Kernkompetenz Ablesbarkeit
Dass individualisierte Lösungen nicht nur »anders«, sondern auch »besser« sein können, zeigt die eingesetzte Technik. Ein Display, an dem die Nutzerinnen und Nutzer Vergnügen haben und es auch bei jedem Licht ablesen können, sei ein solcher Pluspunkt. Ein aktueller Trend in dieser Richtung sind transflektive Displays. Dabei wird das einfallende Sonnenlicht selbst zur besseren Ablesbarkeit genutzt. »Das Wichtigste am Display ist der Kontrast«, weiß Heimgartner. »Man geht heute davon aus, dass ein gutes Display einen Kontrast von 400:1 haben muss, und das ist das, was man in der Praxis heute findet. Jetzt muss man aber unterscheiden, ob man den Kontrast in einer geschützten Umgebung ohne Fremdlicht misst oder in der Sonne. Und das ist das Problem in der E-Mobility. Der Kontrast von 400:1 nützt nichts, wenn die Sonne direkt draufscheint«, erklärt Heimgartner. Dann gäbe es so viel Licht, dass auch hohe Kontrastwerte nicht mehr ausreichen. Die Lösung für dieses Problem sind transflektive Displays. Im Unterschied zu transmissiven Displays, die heute im Alltag etwa bei Smartphones üblich sind, wo das Displays von sich aus leuchtet und nur mit diesem Licht gearbeitet wird, nutzen transflektive Displays auch das Umgebungslicht. Bei ihnen leuchtet das Display auch selbst, aber es hat auch reflektive Eigenschaften. »Das ist der Schlüssel für gute Displays«, erklärt Heimgartner. »Das ist etwas, das seit etwa vier Jahren technologisch machbar ist«, obwohl eine ähnliche Technik schon viel früher im Consumer-Bereich genutzt wurde. Wer ein solches Display einsetzt, kann auch im prallen Sonnenlicht noch das Display ablesen. Seltsamerweise scheinen die Hersteller, die solche Displays verbauen, dieses Feature eher beiläufig zu erwähnen. Dabei haben sie sonst nicht allzu viele Technik-Vorzüge, mit denen sie sich von einem aktuellen Smartphone derart abheben können.
Den Wettbewerb zu den Standard-Ausrüstern fürchtet Heimgartner nicht. »Wo werden die großen Stückzahlen verbaut?

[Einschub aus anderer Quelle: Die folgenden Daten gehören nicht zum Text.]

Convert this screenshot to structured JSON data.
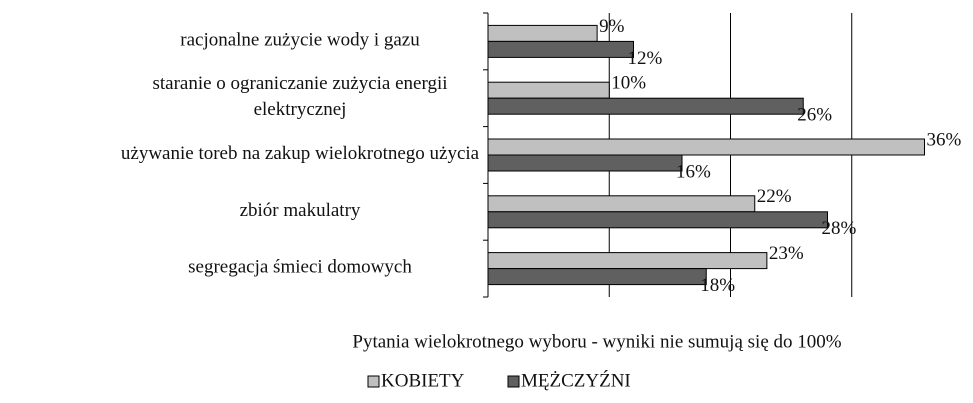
{
  "chart_data": {
    "type": "barh",
    "categories": [
      "racjonalne zużycie wody i gazu",
      "staranie o ograniczanie zużycia energii\nelektrycznej",
      "używanie toreb na zakup wielokrotnego użycia",
      "zbiór makulatry",
      "segregacja śmieci domowych"
    ],
    "series": [
      {
        "name": "KOBIETY",
        "color": "#c0c0c0",
        "values": [
          9,
          10,
          36,
          22,
          23
        ],
        "value_labels": [
          "9%",
          "10%",
          "36%",
          "22%",
          "23%"
        ]
      },
      {
        "name": "MĘŻCZYŹNI",
        "color": "#606060",
        "values": [
          12,
          26,
          16,
          28,
          18
        ],
        "value_labels": [
          "12%",
          "26%",
          "16%",
          "28%",
          "18%"
        ]
      }
    ],
    "xlim": [
      0,
      40
    ],
    "xticks": [
      10,
      20,
      30
    ],
    "grid": true,
    "note": "Pytania  wielokrotnego wyboru - wyniki nie sumują się do 100%",
    "legend": "bottom"
  }
}
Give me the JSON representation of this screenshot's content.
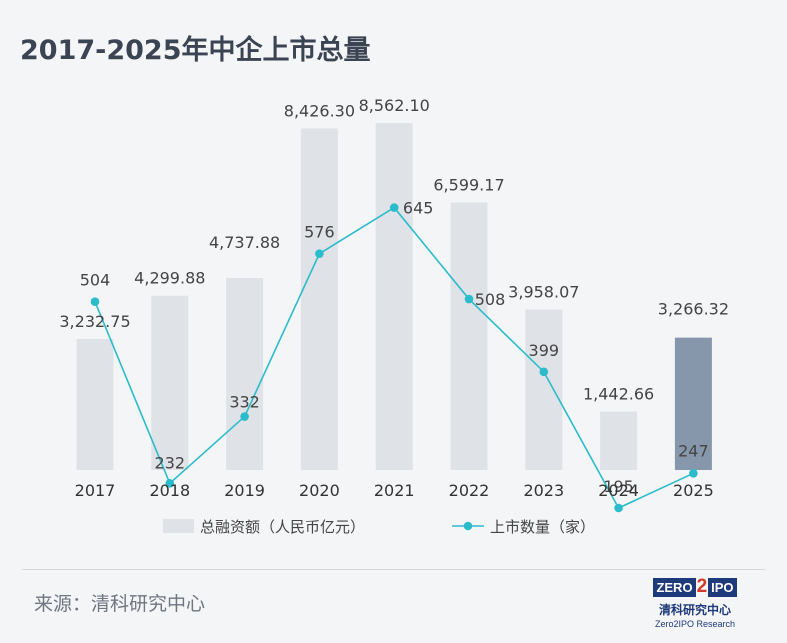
{
  "title": "2017-2025年中企上市总量",
  "source": "来源：清科研究中心",
  "logo": {
    "zero": "ZERO",
    "two": "2",
    "ipo": "IPO",
    "cn": "清科研究中心",
    "en": "Zero2IPO Research"
  },
  "colors": {
    "bar": "#dfe2e6",
    "bar_highlight": "#8797ab",
    "line": "#2bbccc",
    "title": "#3b4452",
    "label": "#444444"
  },
  "chart_data": {
    "type": "bar",
    "categories": [
      "2017",
      "2018",
      "2019",
      "2020",
      "2021",
      "2022",
      "2023",
      "2024",
      "2025"
    ],
    "series": [
      {
        "name": "总融资额（人民币亿元）",
        "type": "bar",
        "values": [
          3232.75,
          4299.88,
          4737.88,
          8426.3,
          8562.1,
          6599.17,
          3958.07,
          1442.66,
          3266.32
        ],
        "labels": [
          "3,232.75",
          "4,299.88",
          "4,737.88",
          "8,426.30",
          "8,562.10",
          "6,599.17",
          "3,958.07",
          "1,442.66",
          "3,266.32"
        ]
      },
      {
        "name": "上市数量（家）",
        "type": "line",
        "values": [
          504,
          232,
          332,
          576,
          645,
          508,
          399,
          195,
          247
        ],
        "labels": [
          "504",
          "232",
          "332",
          "576",
          "645",
          "508",
          "399",
          "195",
          "247"
        ]
      }
    ],
    "highlight_category": "2025",
    "legend": [
      "总融资额（人民币亿元）",
      "上市数量（家）"
    ],
    "legend_position": "bottom"
  }
}
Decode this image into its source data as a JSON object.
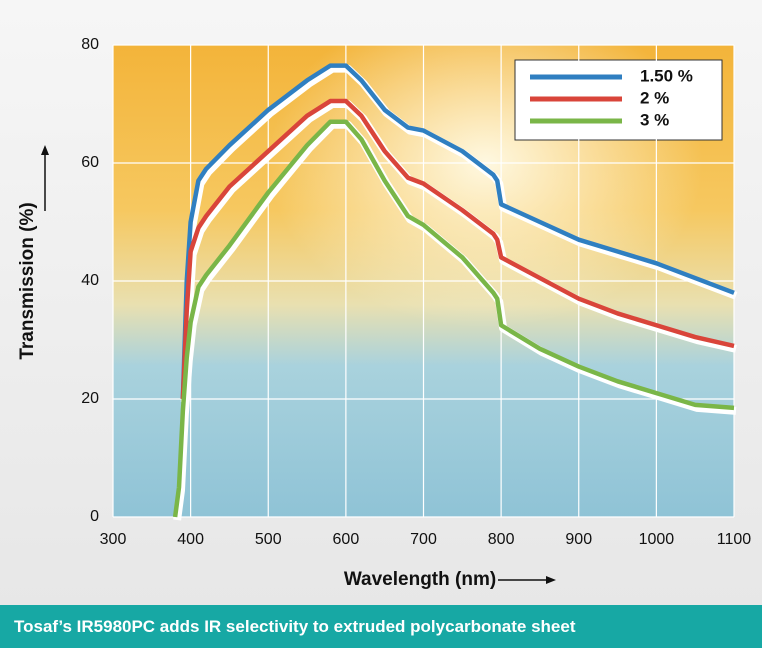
{
  "chart_data": {
    "type": "line",
    "x_label": "Wavelength (nm)",
    "y_label": "Transmission (%)",
    "x": [
      380,
      385,
      390,
      395,
      400,
      410,
      420,
      450,
      500,
      550,
      580,
      600,
      620,
      650,
      680,
      700,
      750,
      790,
      795,
      800,
      850,
      900,
      950,
      1000,
      1050,
      1100
    ],
    "series": [
      {
        "name": "1.50 %",
        "color": "#2f7fc1",
        "values": [
          null,
          null,
          20,
          40,
          50,
          57,
          59,
          63,
          69,
          74,
          76.5,
          76.5,
          74,
          69,
          66,
          65.5,
          62,
          58,
          57,
          53,
          50,
          47,
          45,
          43,
          40.5,
          38
        ]
      },
      {
        "name": "2 %",
        "color": "#d9453a",
        "values": [
          null,
          null,
          20,
          35,
          45,
          49,
          51,
          56,
          62,
          68,
          70.5,
          70.5,
          68,
          62,
          57.5,
          56.5,
          52,
          48,
          47,
          44,
          40.5,
          37,
          34.5,
          32.5,
          30.5,
          29
        ]
      },
      {
        "name": "3 %",
        "color": "#7ab648",
        "values": [
          0,
          5,
          18,
          27,
          33,
          39,
          41,
          46,
          55,
          63,
          67,
          67,
          64,
          57,
          51,
          49.5,
          44,
          38,
          37,
          32.5,
          28.5,
          25.5,
          23,
          21,
          19,
          18.5
        ]
      }
    ],
    "xlim": [
      300,
      1100
    ],
    "xticks": [
      300,
      400,
      500,
      600,
      700,
      800,
      900,
      1000,
      1100
    ],
    "ylim": [
      0,
      80
    ],
    "yticks": [
      0,
      20,
      40,
      60,
      80
    ],
    "grid": true
  },
  "caption": "Tosaf’s IR5980PC adds IR selectivity to extruded polycarbonate sheet"
}
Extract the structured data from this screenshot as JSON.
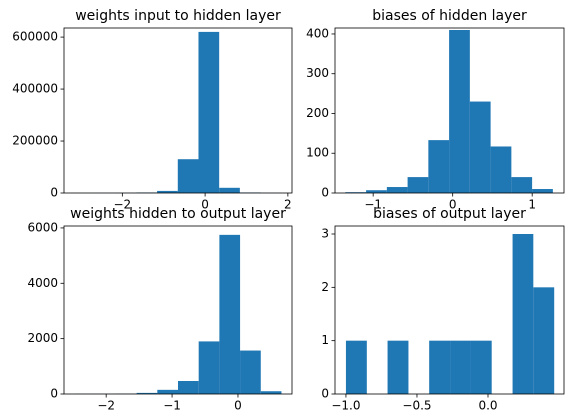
{
  "chart_data": [
    {
      "type": "histogram",
      "title": "weights input to hidden layer",
      "color": "#1f77b4",
      "bins": [
        -3.16,
        -2.66,
        -2.16,
        -1.66,
        -1.16,
        -0.66,
        -0.16,
        0.34,
        0.84,
        1.34,
        1.84
      ],
      "values": [
        200,
        300,
        500,
        2000,
        8000,
        130000,
        620000,
        20000,
        2000,
        500
      ],
      "xlim": [
        -3.41,
        2.1
      ],
      "xticks": [
        {
          "value": -2,
          "label": "−2"
        },
        0,
        2
      ],
      "ylim": [
        0,
        635000
      ],
      "yticks": [
        0,
        200000,
        400000,
        600000
      ]
    },
    {
      "type": "histogram",
      "title": "biases of hidden layer",
      "color": "#1f77b4",
      "bins": [
        -1.35,
        -1.089,
        -0.828,
        -0.567,
        -0.306,
        -0.045,
        0.216,
        0.477,
        0.738,
        0.999,
        1.26
      ],
      "values": [
        2,
        7,
        15,
        40,
        133,
        410,
        230,
        117,
        40,
        10
      ],
      "xlim": [
        -1.48,
        1.4
      ],
      "xticks": [
        {
          "value": -1,
          "label": "−1"
        },
        0,
        1
      ],
      "ylim": [
        0,
        415
      ],
      "yticks": [
        0,
        100,
        200,
        300,
        400
      ]
    },
    {
      "type": "histogram",
      "title": "weights hidden to output layer",
      "color": "#1f77b4",
      "bins": [
        -2.48,
        -2.166,
        -1.852,
        -1.538,
        -1.224,
        -0.91,
        -0.596,
        -0.282,
        0.032,
        0.346,
        0.66
      ],
      "values": [
        5,
        5,
        10,
        40,
        150,
        470,
        1900,
        5750,
        1570,
        100
      ],
      "xlim": [
        -2.64,
        0.82
      ],
      "xticks": [
        {
          "value": -2,
          "label": "−2"
        },
        {
          "value": -1,
          "label": "−1"
        },
        0
      ],
      "ylim": [
        0,
        6070
      ],
      "yticks": [
        0,
        2000,
        4000,
        6000
      ]
    },
    {
      "type": "histogram",
      "title": "biases of output layer",
      "color": "#1f77b4",
      "bins": [
        -1.0,
        -0.853,
        -0.707,
        -0.56,
        -0.414,
        -0.267,
        -0.12,
        0.026,
        0.173,
        0.319,
        0.466
      ],
      "values": [
        1,
        0,
        1,
        0,
        1,
        1,
        1,
        0,
        3,
        2
      ],
      "xlim": [
        -1.077,
        0.535
      ],
      "xticks": [
        {
          "value": -1,
          "label": "−1.0"
        },
        {
          "value": -0.5,
          "label": "−0.5"
        },
        {
          "value": 0,
          "label": "0.0"
        }
      ],
      "ylim": [
        0,
        3.15
      ],
      "yticks": [
        0,
        1,
        2,
        3
      ]
    }
  ]
}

In Tablets, Smartphones, Laptops und Bildschirmen. Alle diese Applikationen benötigen keine transflektiven Displays. Warum sollten sie also solche Displays forcieren? Der Absatzmarkt ist viel zu klein für sie.«
So bleiben die spezialisierten Lösungen eine Spielwiese für Experten in der Nische. »Der Wunsch nach diesen Displays ist vorhanden. Doch ob Fahrradhersteller willens sein werden, in diese Produkte zu investieren, wird sich erst zeigen. Ich sehe einen positiven Trend, eben wegen des Alleinstellungsmerkmals.«
Die Situation im Markt sehe so aus, dass es eine Handvoll Hersteller gäbe, die mit ihren Rädern auf Augenhöhe stehen. Eine bessere, attraktivere Displaylösung könnte das Detail sein, von dem sich der eine Kunde oder die andere Kundin überzeugen lassen. »Andere Sachen sind heute sicher noch wichtiger, aber ich kann mir vorstellen, dass die Bedeutung des Displays weiter zunimmt«, zeigt sich Heimgartner zuversichtlich.